Purpose : Our goal is to identify and study genes essential to retinal development and homeostasis using an unbiased forward genetics approach. Here we characterize a novel association involving a gene with a known role in the ubiquitin–proteasome system (UPS).

Methods : We used a forward genetics screening pipeline (N-ethyl-N- nitrosourea mutagenesis in C57BL/6J mice) to identify, in an unbiased manner, non-redundant genes leading to the accumulation of fundus spots. All G3 mice used in our screening have been pre-genotyped at all mutant loci, making it possible to instantly determine the causative mutation of a given phenotype. We identified a mutation that led to a phenotype of increased fundus spots, that we termed aegean, and used CRISPR/Cas9 mutagenesis to generate mice deficient in the affected gene. We then characterized the retina in these mice.

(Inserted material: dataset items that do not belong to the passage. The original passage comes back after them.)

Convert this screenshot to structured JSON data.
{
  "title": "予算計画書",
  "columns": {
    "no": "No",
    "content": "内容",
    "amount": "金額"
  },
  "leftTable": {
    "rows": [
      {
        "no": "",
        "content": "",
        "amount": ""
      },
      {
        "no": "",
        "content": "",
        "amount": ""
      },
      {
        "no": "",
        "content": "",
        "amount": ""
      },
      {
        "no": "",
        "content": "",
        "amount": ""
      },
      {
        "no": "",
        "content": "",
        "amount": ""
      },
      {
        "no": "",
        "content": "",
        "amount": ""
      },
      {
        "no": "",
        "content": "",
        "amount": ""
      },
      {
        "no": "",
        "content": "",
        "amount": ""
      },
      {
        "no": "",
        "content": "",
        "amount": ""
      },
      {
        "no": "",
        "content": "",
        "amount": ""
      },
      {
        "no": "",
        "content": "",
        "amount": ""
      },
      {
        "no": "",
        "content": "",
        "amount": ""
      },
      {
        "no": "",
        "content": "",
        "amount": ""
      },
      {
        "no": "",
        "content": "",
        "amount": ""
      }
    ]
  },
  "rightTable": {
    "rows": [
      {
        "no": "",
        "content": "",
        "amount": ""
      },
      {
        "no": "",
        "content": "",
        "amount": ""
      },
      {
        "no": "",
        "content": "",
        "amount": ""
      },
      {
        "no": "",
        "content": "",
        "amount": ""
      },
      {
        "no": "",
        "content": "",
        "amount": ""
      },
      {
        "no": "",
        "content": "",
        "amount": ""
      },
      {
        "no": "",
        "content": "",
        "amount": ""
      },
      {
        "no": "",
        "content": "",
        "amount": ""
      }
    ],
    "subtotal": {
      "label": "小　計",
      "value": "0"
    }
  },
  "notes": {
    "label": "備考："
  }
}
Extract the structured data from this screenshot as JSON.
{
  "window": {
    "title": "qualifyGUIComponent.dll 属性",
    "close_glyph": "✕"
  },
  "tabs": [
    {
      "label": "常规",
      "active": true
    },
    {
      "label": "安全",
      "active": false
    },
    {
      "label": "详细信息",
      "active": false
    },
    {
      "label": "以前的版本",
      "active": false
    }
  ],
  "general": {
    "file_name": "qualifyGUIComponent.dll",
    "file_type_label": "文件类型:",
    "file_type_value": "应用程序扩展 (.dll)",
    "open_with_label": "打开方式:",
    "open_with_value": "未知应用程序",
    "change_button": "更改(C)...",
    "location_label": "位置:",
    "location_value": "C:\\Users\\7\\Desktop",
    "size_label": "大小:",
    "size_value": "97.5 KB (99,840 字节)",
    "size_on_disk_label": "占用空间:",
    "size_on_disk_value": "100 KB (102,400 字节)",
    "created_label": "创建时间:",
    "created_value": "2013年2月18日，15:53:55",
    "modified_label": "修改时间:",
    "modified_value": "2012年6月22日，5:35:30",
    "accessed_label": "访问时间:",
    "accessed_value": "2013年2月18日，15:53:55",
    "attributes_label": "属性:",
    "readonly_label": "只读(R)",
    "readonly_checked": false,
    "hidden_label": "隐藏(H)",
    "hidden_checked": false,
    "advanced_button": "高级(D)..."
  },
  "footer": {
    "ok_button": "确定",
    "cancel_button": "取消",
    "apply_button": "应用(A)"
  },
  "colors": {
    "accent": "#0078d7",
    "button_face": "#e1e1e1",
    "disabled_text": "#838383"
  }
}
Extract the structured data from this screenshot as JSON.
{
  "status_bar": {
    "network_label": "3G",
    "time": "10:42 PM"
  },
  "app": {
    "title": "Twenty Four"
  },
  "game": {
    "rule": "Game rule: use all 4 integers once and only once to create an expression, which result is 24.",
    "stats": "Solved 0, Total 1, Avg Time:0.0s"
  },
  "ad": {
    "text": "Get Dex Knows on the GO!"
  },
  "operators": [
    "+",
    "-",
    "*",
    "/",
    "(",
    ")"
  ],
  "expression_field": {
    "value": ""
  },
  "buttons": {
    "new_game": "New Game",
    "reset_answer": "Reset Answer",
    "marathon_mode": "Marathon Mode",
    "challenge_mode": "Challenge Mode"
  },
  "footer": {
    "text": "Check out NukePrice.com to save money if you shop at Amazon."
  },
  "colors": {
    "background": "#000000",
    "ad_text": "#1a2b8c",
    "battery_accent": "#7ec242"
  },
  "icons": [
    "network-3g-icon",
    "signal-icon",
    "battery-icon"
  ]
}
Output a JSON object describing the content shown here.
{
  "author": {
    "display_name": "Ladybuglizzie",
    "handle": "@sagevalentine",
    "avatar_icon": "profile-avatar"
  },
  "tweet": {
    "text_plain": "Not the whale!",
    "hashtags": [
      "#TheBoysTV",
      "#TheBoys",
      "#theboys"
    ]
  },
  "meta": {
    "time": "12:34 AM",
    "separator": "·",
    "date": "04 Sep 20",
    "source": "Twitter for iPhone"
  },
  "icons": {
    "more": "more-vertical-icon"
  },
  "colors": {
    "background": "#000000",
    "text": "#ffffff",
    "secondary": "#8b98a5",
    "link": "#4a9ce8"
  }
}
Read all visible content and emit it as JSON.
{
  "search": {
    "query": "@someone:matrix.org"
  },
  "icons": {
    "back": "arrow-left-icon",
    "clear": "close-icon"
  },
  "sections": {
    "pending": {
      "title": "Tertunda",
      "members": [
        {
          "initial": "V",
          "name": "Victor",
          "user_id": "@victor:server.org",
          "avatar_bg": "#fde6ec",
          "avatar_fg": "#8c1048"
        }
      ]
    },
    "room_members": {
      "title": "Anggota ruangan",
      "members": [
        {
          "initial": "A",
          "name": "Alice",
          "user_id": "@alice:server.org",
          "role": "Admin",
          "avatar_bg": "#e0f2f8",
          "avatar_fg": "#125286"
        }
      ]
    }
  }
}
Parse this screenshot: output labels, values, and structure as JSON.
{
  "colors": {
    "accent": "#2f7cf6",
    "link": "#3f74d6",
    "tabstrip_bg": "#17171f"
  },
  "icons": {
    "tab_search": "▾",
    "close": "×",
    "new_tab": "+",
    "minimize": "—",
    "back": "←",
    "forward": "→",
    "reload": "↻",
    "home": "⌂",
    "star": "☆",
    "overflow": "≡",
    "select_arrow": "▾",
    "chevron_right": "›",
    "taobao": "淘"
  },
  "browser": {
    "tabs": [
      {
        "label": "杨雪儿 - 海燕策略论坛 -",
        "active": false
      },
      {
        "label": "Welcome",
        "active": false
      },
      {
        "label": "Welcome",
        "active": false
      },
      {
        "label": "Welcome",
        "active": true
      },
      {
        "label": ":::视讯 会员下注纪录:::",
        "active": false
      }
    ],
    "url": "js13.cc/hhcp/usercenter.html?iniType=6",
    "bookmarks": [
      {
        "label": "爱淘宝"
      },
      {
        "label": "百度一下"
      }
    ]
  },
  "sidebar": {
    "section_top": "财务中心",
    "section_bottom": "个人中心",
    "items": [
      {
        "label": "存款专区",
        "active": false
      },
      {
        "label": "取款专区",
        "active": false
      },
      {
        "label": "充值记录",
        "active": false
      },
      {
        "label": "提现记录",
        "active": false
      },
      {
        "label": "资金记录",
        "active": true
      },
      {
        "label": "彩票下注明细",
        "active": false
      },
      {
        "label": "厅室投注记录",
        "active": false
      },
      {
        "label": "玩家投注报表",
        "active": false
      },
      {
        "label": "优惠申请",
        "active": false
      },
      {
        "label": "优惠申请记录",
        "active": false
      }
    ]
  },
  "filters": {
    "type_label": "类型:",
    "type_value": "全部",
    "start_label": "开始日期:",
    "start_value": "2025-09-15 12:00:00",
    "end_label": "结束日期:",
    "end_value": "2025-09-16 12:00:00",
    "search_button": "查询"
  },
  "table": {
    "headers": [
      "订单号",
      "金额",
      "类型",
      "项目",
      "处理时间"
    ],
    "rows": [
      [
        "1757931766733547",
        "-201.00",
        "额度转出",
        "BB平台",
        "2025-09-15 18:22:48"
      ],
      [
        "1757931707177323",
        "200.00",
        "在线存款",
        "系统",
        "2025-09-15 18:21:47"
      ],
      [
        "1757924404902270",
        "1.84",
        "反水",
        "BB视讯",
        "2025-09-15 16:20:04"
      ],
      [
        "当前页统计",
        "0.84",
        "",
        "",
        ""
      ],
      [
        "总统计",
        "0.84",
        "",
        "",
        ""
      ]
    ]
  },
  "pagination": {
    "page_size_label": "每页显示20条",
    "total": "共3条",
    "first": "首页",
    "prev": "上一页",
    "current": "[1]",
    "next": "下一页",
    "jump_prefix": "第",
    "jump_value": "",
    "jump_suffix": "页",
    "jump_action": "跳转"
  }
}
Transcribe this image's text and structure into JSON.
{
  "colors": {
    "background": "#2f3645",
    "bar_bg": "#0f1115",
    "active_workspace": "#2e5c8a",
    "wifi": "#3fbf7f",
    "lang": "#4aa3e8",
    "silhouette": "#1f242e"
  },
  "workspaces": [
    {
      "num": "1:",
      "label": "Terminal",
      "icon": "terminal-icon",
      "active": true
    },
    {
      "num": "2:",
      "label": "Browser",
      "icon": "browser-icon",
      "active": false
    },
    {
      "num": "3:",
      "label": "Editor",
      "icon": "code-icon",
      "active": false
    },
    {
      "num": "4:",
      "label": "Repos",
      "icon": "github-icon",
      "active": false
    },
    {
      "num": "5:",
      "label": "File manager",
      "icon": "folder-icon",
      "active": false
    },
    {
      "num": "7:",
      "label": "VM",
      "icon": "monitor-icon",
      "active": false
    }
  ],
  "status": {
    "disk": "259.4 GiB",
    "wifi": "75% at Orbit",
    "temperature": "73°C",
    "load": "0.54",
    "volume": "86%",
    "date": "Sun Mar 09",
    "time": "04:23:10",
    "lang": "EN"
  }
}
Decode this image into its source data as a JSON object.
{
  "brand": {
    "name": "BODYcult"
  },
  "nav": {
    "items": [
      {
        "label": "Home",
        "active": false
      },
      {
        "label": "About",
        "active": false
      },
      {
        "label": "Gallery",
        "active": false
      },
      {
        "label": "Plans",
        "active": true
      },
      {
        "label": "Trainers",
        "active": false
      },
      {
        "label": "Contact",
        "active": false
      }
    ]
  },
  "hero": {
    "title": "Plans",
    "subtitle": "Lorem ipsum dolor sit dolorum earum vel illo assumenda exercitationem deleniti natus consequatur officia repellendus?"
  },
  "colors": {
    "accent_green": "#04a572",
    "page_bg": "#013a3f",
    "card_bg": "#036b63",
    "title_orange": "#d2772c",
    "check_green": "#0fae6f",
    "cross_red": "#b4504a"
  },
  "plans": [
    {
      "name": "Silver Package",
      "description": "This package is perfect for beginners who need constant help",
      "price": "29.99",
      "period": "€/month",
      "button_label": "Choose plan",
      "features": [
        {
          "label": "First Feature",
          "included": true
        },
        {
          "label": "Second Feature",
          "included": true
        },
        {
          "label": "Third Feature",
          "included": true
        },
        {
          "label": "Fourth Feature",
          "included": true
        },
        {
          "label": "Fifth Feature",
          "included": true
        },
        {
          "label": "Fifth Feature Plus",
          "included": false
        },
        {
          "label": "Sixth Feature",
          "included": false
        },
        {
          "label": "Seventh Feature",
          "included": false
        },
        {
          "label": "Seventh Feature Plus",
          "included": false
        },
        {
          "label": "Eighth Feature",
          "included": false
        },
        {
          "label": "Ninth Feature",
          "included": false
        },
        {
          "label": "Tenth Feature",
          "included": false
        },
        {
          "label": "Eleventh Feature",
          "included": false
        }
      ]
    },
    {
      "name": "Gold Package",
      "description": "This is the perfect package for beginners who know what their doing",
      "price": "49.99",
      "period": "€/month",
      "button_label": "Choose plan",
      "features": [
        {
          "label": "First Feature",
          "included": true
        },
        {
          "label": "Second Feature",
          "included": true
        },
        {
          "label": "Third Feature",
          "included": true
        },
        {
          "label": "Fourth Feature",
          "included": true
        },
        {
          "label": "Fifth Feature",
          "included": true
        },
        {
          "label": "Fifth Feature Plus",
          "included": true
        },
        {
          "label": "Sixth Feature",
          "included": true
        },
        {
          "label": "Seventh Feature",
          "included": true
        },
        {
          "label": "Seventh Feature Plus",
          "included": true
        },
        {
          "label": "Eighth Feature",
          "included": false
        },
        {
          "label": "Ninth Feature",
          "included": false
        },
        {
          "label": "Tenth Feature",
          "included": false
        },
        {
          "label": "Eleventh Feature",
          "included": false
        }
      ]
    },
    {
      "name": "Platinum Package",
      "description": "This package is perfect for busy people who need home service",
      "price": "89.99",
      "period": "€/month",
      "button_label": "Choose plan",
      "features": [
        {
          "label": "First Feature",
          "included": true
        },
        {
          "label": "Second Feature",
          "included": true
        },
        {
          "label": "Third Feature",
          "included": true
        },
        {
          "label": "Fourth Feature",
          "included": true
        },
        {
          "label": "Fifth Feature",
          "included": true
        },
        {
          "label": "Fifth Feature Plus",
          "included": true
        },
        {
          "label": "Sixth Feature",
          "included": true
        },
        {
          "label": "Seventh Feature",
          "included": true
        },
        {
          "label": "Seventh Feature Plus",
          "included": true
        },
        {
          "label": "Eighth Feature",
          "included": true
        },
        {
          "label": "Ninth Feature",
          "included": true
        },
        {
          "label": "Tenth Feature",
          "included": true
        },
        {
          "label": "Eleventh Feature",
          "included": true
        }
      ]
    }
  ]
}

Results : The aegean phenotype was recapitulated in the CRISPR-generated KO mouse line. This line showed progressive accumulation of fundus spots with age and a statistically significant thinning of the outer retina. We then used serial fundus photos, optical coherence tomography (OCT), immunohistochemistry (of both retinal sections and flat mounts), and electron microscopy to characterize the retinal phenotype. Functional retinal testing with electrophysiology will also be shown.

Conclusions : A forward genetics screening protocol using a semiquantitative fundus spot scale allowed us to identify a novel gene-retinal phenotype association involving a gene important for the ubiquitin proteasome system. This pathway plays a key role in cell cycle control, signal transduction, and removal of toxic/damaged proteins from the cell. Further studies will be needed to further characterize the specific role of this gene in retinal homeostasis.

This abstract was presented at the 2022 ARVO Annual Meeting, held in Denver, CO, May 1-4, 2022, and virtually.